Unexpectedly I was chosen to play the part, because one of the angels got sick that week. This was an extra special event for me as I was the youngest in my Catholic summer school class.
I remember walking down the church aisle feeling uplifted, close to God.
In retrospect this was a turning point for me in my devotion to God. Just 2 months later I entered elementary school and on Sundays eventually began studying the Baltimore catechism, where the first lesson was to know, love and serve God in this world.
I read early because as a toddler and preschooler my mother read many Little Golden Books to me, which I memorized.
The words I learned enabled me to read other stories by myself, and I especially loved my books of children’s prayers. To this day I can see the book illustrations in my mind.
Beginning with playing the part of an angel, my focus turned to God in a broader way, expanding to caring and kindness for others as well as really wanting to know God. It was my joy.

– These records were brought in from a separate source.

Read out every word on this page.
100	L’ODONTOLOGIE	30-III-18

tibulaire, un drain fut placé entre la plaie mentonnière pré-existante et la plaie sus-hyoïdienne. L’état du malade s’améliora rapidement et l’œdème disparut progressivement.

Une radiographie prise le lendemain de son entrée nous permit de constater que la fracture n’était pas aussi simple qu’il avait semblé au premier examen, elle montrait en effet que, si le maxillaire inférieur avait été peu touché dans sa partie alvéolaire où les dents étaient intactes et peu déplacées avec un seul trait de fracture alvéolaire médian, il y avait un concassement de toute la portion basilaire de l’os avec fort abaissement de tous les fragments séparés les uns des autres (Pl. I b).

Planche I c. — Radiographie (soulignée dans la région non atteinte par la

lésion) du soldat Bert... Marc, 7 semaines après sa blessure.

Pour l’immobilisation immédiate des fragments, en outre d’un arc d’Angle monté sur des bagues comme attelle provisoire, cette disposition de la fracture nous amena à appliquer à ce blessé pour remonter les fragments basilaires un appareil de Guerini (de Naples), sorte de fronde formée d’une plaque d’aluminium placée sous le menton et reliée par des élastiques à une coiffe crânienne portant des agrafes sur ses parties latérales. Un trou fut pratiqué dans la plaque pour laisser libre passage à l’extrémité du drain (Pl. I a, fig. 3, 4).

By age 8 I was saying a complete rosary before going to sleep at night, with the intention that it be for the soul in purgatory who needed it the most. I kept my rosary under my pillow and said the prayers after going to bed. This devotional practice was my own idea.
From remembering these early experiences I encourage parents to give children opportunities to develop devotion for God: Read uplifting books to your kids. And, it is never too early to encourage children to express the joy of God they can feel for themselves by being kind to others. Even taking care of a pet is a way to give kids an opportunity to care.
Uplifting prayers, songs and dance instill a spiritual joy that only gets stronger over the years.
When times are rough spiritual communion with God provides solace that comforts and consoles. What we learn early in life we automatically fall back on. Within each of us is our immortal link with the Divine.